Now, that might be taken to mean that I think your comment about culture contributing is incorrect. But in fact, I think it's deeper than that - and that you're right. Worldviews are best thought of as integrated wholes, in which many different elements are at play all the time. However, some of these elements will always dominate, and which element (elements) are dominant is important in any worldview analysis. So I'd argue that in a "Christian" or "Muslim" worldview, things tend to be filtered through the lenses of religion, and this colours everything else. This means that, yes, 'culture' (in the broad sense of the traditions and practices of a community) influences the religion. However, it is more true to say that the religion influences the culture. So (for example) a Muslim or Christian worldview will interpret the role of women in a culture through a Muslim or Christian lens - and modify or adopt cultural practices in ways that fit with the values and beliefs of the worldview in question... and these can be very different.

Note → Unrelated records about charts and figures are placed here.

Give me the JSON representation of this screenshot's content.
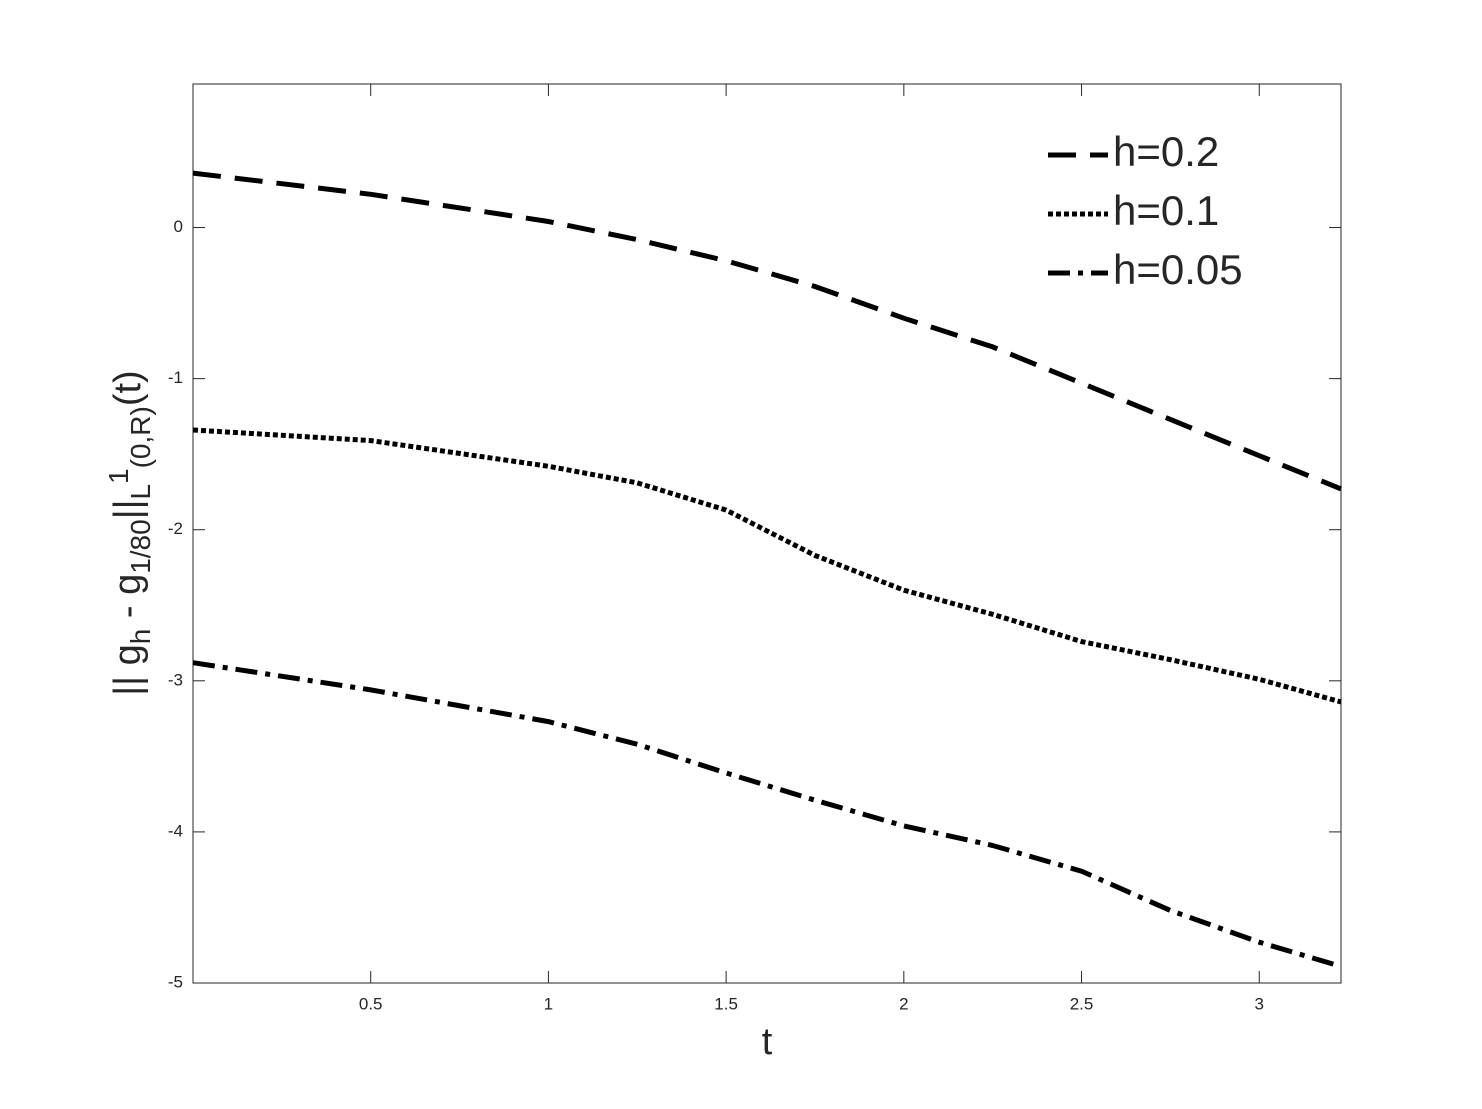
{
  "chart_data": {
    "type": "line",
    "xlabel": "t",
    "ylabel_parts": [
      "|| g",
      "h",
      " - g",
      "1/80",
      "||",
      "L",
      "1",
      "(0,R)",
      "(t)"
    ],
    "x": [
      0,
      0.5,
      1,
      1.25,
      1.5,
      1.75,
      2,
      2.25,
      2.5,
      2.75,
      3,
      3.23
    ],
    "series": [
      {
        "name": "h=0.2",
        "color": "#000000",
        "dash": "dashed",
        "values": [
          0.36,
          0.22,
          0.04,
          -0.08,
          -0.22,
          -0.39,
          -0.6,
          -0.79,
          -1.03,
          -1.27,
          -1.51,
          -1.73
        ]
      },
      {
        "name": "h=0.1",
        "color": "#000000",
        "dash": "dotted",
        "values": [
          -1.34,
          -1.41,
          -1.58,
          -1.69,
          -1.87,
          -2.17,
          -2.4,
          -2.56,
          -2.74,
          -2.86,
          -2.99,
          -3.14
        ]
      },
      {
        "name": "h=0.05",
        "color": "#000000",
        "dash": "dashdot",
        "values": [
          -2.88,
          -3.06,
          -3.27,
          -3.42,
          -3.61,
          -3.79,
          -3.96,
          -4.09,
          -4.26,
          -4.52,
          -4.73,
          -4.89
        ]
      }
    ],
    "xlim": [
      0,
      3.23
    ],
    "ylim": [
      -5,
      0.95
    ],
    "xticks": [
      0.5,
      1,
      1.5,
      2,
      2.5,
      3
    ],
    "yticks": [
      -5,
      -4,
      -3,
      -2,
      -1,
      0
    ],
    "grid": false,
    "legend": "northeast"
  }
}
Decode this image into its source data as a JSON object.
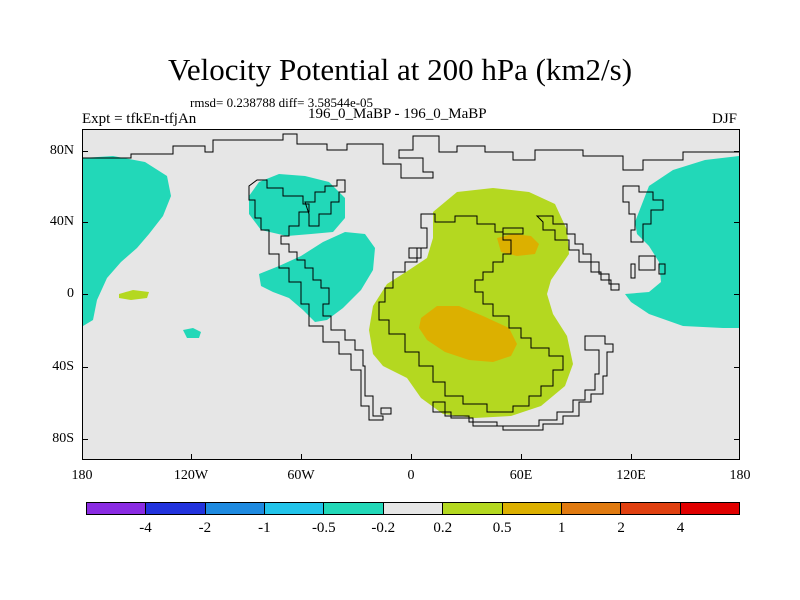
{
  "title": "Velocity Potential at 200 hPa (km2/s)",
  "stats_line": "rmsd= 0.238788 diff= 3.58544e-05",
  "expt_label": "Expt = tfkEn-tfjAn",
  "center_label": "196_0_MaBP - 196_0_MaBP",
  "season_label": "DJF",
  "lat_labels": [
    "80N",
    "40N",
    "0",
    "40S",
    "80S"
  ],
  "lon_labels": [
    "180",
    "120W",
    "60W",
    "0",
    "60E",
    "120E",
    "180"
  ],
  "colorbar": {
    "colors": [
      "#8a2be2",
      "#2233dd",
      "#1e8ae0",
      "#22c4ea",
      "#22d8b8",
      "#e6e6e6",
      "#b4d820",
      "#dcb000",
      "#e07a10",
      "#e04010",
      "#e00000"
    ],
    "labels": [
      "-4",
      "-2",
      "-1",
      "-0.5",
      "-0.2",
      "0.2",
      "0.5",
      "1",
      "2",
      "4"
    ]
  },
  "fill_colors": {
    "background": "#e6e6e6",
    "negative_weak": "#22d8b8",
    "positive_weak": "#b4d820",
    "positive_mid": "#dcb000"
  }
}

But that is in a worldview dominated by religion. In a worldview dominated by something else, say technology, the religion will be more deeply influenced by technology than the reverse. To take other examples, a capitalist worldview will produce religion that is 'entrepreneurial' (as we see in the USA); a marxist worldview will marginalise religion as an inherently negative influence on society; a nationalist worldview will often incorporate religion as a uniting factor or an element of the people's identity, and so on. All of this is a bit simplistic, of course, as these ideas are extremely complex. But the main point is made: the give and take changes depending on the emphasis. In the cases I was trying to discuss (less than successfully, it now seems), the worldviews in question were the Christian and the Muslim, which would themselves modify, interpret, invent, import and destroy various cultural practices or beliefs as they fit or did not fit with the practices, values, beliefs, etc. of each worldview.

Anonymous said...

Very interesting. I never thought about it that way.

(This was my last post as 'anonymous'.)

Sbmoot said...

That's ok, Anonymous! You've offered some interesting and useful feedback.